Since you’re sure to see nonsensical arguments against this — all of which will take the form of “Why spend X on Y, when Z needs more money?!” — remember that this is a way that the district is trying to save money long-term and be a more efficient organization.

17 comments on “Of Course Dallas ISD Needs New Offices

  1. Regarding the free parking, at least this location is accessible by rail unlike the current location of DISD headquarters.

  2. I have no problem with DISD selling and moving out of its existing building. However, I do not understand why they would want to be a real estate owner for an administrative HQ building in downtown Dallas. Why doesn’t DISD instead look at options to lease space (there is plenty of space available in the CBD)?

    Very few private sector companies own their own HQ buildings these days. It’s commonplace for HQ building space to be leased under medium- to long-term leases. While the footprint of the Belo building might be a perfect fit for DISD today, their space needs are likely to change in the future. It would, thus, make a lot of financial sense to maintain flexibility on their administrative real estate assets vs. being in the business of sub-leasing space in a building that they own if they decide to trim staff. (And, if for some reason, DISD needs to expand office space … they would retain the option to relocate a larger consolidated office space in the future if co-location of their admin staff truly provides so much benefit.)

    I’m not a commercial real estate expert, so I don’t know if $25 million is a fair valuation for the Belo building. But, ultimately DISD is not in the business of speculating on downtown Dallas real estate values; so it seems to me that they could benefit in the long-run by following the example of most other large businesses to reduce their capital needs. So, I say sell the existing HQ building and put out an RFP to lease the square footage that they need for their HQ/admin staff.

  3. I have a few friends in commercial real estate, and I’ll ask them. Also, I’ll ask a trustee or DISD official why the buy vs. lease preference.

  4. Answer: b/c DISD, like other local govt entities is considered a piggy bank by private business interests. The purchase if good for the current owners and the brokers.

    I love the idea of DISD consolidating into a single building. It’s the right thing to do. But why would any large organization box themselves in by purchasing a large commercial property unless they were going to flip it?

  5. There are a couple reasons why it would not lease. In a lease, the landlord will pass down the taxes to the tenant. In this scenario the would-be tenant is DISD, which is tax exempt.

    The other reason is that incentives are different. What some companies do is buy the land, build the building, and then sell it, but remain tenants because it does help with cash flow, and also reduces its own tax liability (which does not apply to a government entity).

  6. Good point on the ad valorum tax treatment between government and private entities. I overlooked that.

    As you point out, most companies have gotten out of the real estate business by doing sale-leasebacks to gain flexiblity and clean up their balance sheets (accounting rules usually keep these leases from showing up as debt, whereas building purchases are primarily financed with debt which can add stress to credit metrics).

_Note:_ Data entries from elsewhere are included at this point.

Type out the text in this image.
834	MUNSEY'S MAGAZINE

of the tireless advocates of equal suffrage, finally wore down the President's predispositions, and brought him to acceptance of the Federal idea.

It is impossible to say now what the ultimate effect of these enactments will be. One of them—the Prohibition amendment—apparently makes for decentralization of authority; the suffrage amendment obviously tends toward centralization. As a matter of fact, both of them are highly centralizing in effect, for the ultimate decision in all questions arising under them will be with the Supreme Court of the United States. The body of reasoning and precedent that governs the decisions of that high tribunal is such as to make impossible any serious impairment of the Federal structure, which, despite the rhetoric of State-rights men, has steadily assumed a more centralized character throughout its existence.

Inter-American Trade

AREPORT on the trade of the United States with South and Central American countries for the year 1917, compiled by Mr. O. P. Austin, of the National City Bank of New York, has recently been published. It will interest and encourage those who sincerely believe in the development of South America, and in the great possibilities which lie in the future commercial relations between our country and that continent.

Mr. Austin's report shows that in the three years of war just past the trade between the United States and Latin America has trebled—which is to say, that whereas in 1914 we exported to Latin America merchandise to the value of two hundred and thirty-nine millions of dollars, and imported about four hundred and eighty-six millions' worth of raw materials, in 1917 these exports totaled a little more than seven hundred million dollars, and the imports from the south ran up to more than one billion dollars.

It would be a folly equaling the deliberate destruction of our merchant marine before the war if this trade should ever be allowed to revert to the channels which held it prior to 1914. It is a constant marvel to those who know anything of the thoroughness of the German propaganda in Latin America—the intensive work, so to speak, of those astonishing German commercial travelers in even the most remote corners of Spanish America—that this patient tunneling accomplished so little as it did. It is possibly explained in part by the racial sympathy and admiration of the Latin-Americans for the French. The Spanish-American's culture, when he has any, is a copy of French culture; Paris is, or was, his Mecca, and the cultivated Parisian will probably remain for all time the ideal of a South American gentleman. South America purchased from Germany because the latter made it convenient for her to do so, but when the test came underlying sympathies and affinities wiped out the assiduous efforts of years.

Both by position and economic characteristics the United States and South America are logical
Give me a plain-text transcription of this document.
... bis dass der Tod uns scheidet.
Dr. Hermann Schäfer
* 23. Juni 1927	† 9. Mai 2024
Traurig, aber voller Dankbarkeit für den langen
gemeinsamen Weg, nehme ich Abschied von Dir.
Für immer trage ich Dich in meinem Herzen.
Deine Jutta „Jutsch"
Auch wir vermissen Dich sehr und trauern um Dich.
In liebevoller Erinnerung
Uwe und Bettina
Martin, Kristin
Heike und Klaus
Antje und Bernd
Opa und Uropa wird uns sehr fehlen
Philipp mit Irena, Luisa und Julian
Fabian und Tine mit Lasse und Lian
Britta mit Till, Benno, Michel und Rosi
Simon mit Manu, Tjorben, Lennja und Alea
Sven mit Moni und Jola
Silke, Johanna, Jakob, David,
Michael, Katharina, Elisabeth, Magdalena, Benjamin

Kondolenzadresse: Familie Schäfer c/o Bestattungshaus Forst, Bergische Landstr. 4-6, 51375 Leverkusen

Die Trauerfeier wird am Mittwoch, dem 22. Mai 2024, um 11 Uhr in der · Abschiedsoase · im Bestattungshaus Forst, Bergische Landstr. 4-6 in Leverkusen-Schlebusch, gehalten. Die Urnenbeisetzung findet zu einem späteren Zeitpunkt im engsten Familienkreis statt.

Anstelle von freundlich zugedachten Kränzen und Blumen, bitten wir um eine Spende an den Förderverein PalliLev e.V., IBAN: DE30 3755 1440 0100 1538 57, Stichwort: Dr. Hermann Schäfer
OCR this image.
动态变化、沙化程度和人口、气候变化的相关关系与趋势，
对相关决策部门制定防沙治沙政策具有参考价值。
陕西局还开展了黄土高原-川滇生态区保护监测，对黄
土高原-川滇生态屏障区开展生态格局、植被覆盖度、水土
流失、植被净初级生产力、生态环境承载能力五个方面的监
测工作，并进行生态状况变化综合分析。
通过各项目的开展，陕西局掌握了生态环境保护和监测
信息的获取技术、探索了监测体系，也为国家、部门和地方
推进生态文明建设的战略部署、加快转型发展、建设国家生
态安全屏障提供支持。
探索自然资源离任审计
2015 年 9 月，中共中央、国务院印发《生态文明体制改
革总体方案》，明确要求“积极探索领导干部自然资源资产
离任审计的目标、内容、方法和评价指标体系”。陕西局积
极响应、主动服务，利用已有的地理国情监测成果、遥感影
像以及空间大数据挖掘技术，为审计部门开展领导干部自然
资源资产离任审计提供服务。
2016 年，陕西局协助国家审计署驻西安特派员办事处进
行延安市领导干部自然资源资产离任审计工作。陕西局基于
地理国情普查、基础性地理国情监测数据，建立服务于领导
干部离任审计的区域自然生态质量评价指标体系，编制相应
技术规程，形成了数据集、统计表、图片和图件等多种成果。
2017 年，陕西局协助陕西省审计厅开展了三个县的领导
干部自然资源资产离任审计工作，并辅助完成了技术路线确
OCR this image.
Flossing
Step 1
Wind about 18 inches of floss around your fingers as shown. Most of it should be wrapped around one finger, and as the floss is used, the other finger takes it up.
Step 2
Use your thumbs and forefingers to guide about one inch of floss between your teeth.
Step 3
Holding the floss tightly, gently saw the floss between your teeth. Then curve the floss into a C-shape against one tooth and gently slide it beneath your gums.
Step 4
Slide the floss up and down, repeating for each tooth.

    DISD may not have all of the same incentives to lease as would a private company, but there still could be some real tangible benefits to having flexibility to relocate and resize vs. being responsible for filling an entire buildings (either internally or via subleases). As unlikely as significant change may be, with home-rule and some (ableit limited) discussion of separating DISD into smaller districts on thte table, I would hate to see DISD bind itself to owning a building that it may never be able to sell or re-lease to recoup taxpayer money if something were to change with district administration that left DISD needing less administrative space.

  7. In addition to having to pay property taxes as a tenant but not as a tax exempt entity owning the property, it can also finance its purchase with tax exempt debt at a lower interest rate. Their for-profit landlord under a lease structure will have a higher cost of debt which they will have to pass on in the form of higher rent to DISD.

  8. Thanks, Todd.

    Since you are for Home Rule, why not oppose this until all of your minions are in place?

  9. Let me point out the kind of crap we don’t post on Learning Curve. Todd Williams posts about rent vs. lease for a school district. Then someone comes in with an ad hominem attack about home rule and Williams’s “minions.” It’s childish, stupid, and naive. Take it to the DMN or Observer.

  10. I just deleted a silly, childish ad hominem attack that was posted here. There are lots of blogs that traffic in those. Take your nonsense there.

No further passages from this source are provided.